Viele Jungtiere starben bei Nässe und Kälte – Um den Bestand muss man sich dennoch keine Sorgen machen Dreisamtal (hs.) Gerhard Hinz (67) war früher Teamleiter in Reisezentren der Deutschen Bahn und betreut seit vier Jahren ehrenamtlich für den Verein Weißstorch e.V. die Storchennester im Dreisamtal. Er übernimmt die Beringung der Jungstörche und berät bei Bedarf auch rund um das Thema Storchennest. Herr Hinz, wie war das Storchenjahr 2024? Wir hatten im Dreisamtal 2024 mit 19 Nestern vier Nester mehr als im Jahr zuvor. Das Futterangebot war für die Störche aufgrund der vielen Niederschläge hervorragend. Aber genau in diesen Niederschlägen und Kälteeinbrüchen Anfang Mai lag der Grund, dass zahlreiche junge Störche das Frühjahr 2024 nicht überlebt haben. Immerhin konnten nach den kritischen Maitagen noch 25 Jungtiere zwischen Littenweiler und Oberbirken gezählt werden. Neben dem Verlust einzelner Tiere einer Brut gab es leider auch komplette Verluste wie in der Dannemannstraße in Littenweiler, in Zarten auf dem Dach des Gasthaus Bären und in Stegen auf der Tanne am Kreisverkehr. Die erfolgreichsten Störche waren die Paare auf einer Fichte im Schlosspark in Ebnet, auf dem Gelände der Firma Wandres in Stegen sowie auf der St. Gallus Kirche in Kirchzarten mit jeweils drei Nachwuchsstörchen, die flügge wurden. Muss man sich nach den Ausfällen im Jahr 2024 Sorgen um den Storchenbestand machen? Um den Bestand der Art müssen wir uns keine Sorge machen. Seit 2018 hat sich die Population beispielsweise im Großraum Freiburg zwischen Müllheim und Lahr sowie zwischen Breisach und Kirchzarten mehr als verdoppelt. In dieser Region besiedeln jeden Sommer rund 500 Störche 250 Nester. Gibt es mancherorts auch Probleme mit den Storchennestern? Nicht immer ist der von den Störchen gewählte Platz unproblematisch. In Stegen hatte sich ein Storchenpaar den übergroßen Flutlichtscheinwerfer vom Kleinfeld-Kickplatz des Sportvereins zum Nestbau ausgeschaut. Das Nest wurde in Absprache mit dem Verein Weißstorch e.V. noch vor Ostern abgebaut. Über die Ostertage hatten die beiden Störche aber eifrig neu gebaut und waren kurz darauf schon am Brüten.
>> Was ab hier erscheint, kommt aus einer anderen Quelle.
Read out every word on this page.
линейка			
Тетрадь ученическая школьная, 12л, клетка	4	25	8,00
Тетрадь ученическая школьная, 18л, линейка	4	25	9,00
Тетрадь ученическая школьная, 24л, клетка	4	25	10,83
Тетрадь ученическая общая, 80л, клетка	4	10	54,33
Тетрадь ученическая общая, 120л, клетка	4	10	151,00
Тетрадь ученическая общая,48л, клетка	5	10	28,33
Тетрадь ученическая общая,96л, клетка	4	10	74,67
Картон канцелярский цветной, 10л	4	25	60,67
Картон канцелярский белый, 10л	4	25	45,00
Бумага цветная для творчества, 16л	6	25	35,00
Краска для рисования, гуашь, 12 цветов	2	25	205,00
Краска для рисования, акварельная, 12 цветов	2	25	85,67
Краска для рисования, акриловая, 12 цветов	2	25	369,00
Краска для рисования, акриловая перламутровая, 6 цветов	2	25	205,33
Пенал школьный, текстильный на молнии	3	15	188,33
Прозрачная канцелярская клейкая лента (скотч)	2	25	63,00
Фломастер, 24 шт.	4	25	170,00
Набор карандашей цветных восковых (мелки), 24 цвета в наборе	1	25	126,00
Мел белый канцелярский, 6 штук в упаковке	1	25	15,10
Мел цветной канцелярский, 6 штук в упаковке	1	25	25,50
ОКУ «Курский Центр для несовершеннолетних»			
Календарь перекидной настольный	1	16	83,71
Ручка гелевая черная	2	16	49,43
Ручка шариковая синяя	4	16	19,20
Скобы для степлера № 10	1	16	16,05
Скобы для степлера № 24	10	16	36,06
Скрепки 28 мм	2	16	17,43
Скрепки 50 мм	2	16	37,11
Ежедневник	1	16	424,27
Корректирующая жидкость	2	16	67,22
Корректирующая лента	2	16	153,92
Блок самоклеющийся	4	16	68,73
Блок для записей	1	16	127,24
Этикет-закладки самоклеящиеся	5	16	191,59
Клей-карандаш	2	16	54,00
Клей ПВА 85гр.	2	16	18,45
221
Damit gab es aufgrund der naturschutzrechtlichen Vorgaben keine Chance mehr, das Nest vor dem Herbst erneut abzubauen.
Wenigstens stellt sich mit einem Jungen ein Bruterfolg ein, bevor das Nest im Spätjahr abgeräumt und der Scheinwerfer gegen einen neuen Nestbau gesichert wurde. Sie kümmern sich auch um die Beringung der Jungstörche. Welche Störche werden beringt? Im Auftrag der Vogelwarte Radolfzell beringen wir Jungstörche auf Nestern, die wir gut erreichen können. Mittels der Ringe können die Tiere identifiziert werden und so ihr Zugverhalten verfolgt werden. Im Dreisamtal haben wir 2024 mit Hilfe der Firma Wandres und mit Helfern bei Feuerwehr und EWK mit Hebebühnen oder Feuerwehrleitern die Nester bei Wandres in Stegen und in Zarten bei der Gärtnerei erreichen können und haben die Jungtiere beringt. Die drei Jungstörche auf der St. Gallus-Kirche in Kirchzarten, Maxi, Gabo und Frankie, wurden im Zuge der Beringung für wissenschaftliche Zwecke erstmalig zusätzlich mit Minisendern versehen. Über die kostenlose App Animal Tracker des Max-Planck- Instituts können Interessierte den Weg der Kirchzartener Störche verfolgen. Was weiß man über den Verbleib dieser drei Jungstörche aus Kirchzarten? Alle drei haben sich Anfang August auf die Reise nach Süden gemacht. Maxis Sender hat leider schon im September in Spanien, in der Nähe von Gibraltar, keine Bewegungen mehr gemeldet, was ziemlich sicher bedeutet, dass sie nicht mehr lebt. Die Sender ihrer beiden Brüder senden Signale aus Afrika. Danach befindet sich Gabo derzeit in Mali und Frankie in Marokko. In Kürze dürften sie den rund 3.000 bis 4.000 Kilometer langen Rückflug nach Deutschland antreten. Werden die Jungstörche wieder an ihren Geburtsort, sprich ins Dreisamtal, zurückkehren? Es lässt sich nicht vorhersagen, wo sich die Störche ansiedeln werden. Edgar und Ulla, das Storchenpaar auf dem Kirchturm in Kirchzarten, sind beispielsweise in Buggingen und Denzlingen geboren. Die Jungstörche, die ins Dreisamtal kommen, müssen ein neues Nest bauen oder ein noch nicht besetztes Nest erobern. Wir dürfen gespannt sein, an welchen neuen Stellen die Störche in diesem Frühjahr wieder bauen werden.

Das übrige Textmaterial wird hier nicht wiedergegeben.